P, also called Codex Puteanus, or Bibliothecae Nationalis Parisiensis, Lat 5730, 5th century, containing books 21-30 with a few passages missing.

F, also called Fragmenta Placentina, or Bibl Pub Bamb, Class 35a, 5th century, containing parts of books 33-36 and 39.

V, or Codex Vindobonensis, or Bibl Nat Lat 15, 5th century, containing books 41-45 except for a few missing passages. This is currently our only source for books 41-15.

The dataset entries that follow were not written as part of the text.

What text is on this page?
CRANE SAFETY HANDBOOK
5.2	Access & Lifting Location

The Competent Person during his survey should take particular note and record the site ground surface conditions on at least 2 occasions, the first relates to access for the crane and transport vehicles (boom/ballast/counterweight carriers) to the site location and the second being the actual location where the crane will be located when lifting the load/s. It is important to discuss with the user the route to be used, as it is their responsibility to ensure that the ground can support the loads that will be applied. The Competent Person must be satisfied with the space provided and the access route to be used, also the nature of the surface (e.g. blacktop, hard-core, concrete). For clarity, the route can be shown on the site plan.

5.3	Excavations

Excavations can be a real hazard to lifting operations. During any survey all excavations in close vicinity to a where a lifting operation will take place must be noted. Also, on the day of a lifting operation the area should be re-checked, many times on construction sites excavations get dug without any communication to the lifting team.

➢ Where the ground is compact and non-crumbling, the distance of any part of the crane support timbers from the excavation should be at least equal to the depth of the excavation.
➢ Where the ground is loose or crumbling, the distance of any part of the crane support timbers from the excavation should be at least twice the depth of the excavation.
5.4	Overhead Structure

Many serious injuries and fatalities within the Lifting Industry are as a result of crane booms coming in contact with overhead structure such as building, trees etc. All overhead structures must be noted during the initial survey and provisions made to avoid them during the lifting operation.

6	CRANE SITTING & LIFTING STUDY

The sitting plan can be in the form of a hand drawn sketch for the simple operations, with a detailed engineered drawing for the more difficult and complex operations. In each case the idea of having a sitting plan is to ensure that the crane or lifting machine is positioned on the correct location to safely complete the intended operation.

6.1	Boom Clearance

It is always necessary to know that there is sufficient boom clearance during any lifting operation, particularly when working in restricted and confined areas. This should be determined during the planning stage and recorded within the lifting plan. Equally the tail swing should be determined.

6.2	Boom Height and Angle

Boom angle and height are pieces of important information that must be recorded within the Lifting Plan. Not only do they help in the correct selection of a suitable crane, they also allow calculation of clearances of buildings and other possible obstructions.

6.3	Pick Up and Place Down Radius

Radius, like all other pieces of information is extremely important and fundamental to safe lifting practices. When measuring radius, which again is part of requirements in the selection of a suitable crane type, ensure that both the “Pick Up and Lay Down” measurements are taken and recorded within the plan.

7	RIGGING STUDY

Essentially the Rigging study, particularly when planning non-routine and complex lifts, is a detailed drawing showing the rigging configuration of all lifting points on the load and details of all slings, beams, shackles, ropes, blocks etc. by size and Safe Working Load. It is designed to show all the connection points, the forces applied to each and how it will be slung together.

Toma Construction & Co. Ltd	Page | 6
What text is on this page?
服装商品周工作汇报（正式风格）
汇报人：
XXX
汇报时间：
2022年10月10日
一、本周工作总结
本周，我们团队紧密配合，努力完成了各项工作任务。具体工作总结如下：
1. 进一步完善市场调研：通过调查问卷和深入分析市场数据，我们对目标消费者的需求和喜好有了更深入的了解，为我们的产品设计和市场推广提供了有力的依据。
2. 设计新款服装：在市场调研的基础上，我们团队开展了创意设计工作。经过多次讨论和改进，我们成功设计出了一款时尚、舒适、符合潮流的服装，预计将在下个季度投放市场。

A 5th-century fragment containing about 1000 words from book 91. Currently our only known manuscript of Livy past book 45. I can't find a standard abbreviation or library catalogue info for this fragment. The only place I know where you can read this passage is in Weissenborn's edition of books 41-45 published by Teubner a long time ago. My copy is updated by Mueller and published in 1930. The later Teubner edition of books 41-45 by Briscoe does not contain any fragments of other books.

Some further information: "Codex Vindobonensis" just means "volume from Vienna." Many manuscripts are called Codex Vindobonensis, the one on the list above is meant only when the conversation is about Livy's manuscripts. Same with "Codex Puteanus," which means "volume from Dupuy." Claude Dupuy was a 16th-century Parisian lawyer who assembled a great collection of books, most or all of which are now in the Bibliothèque Nationale, each one called Codex Puteanus, a phrase which distinguishes this Livy manuscript from other Livy manuscripts but is no help in distinguishing the books which once were Claude Dupuy's from one another.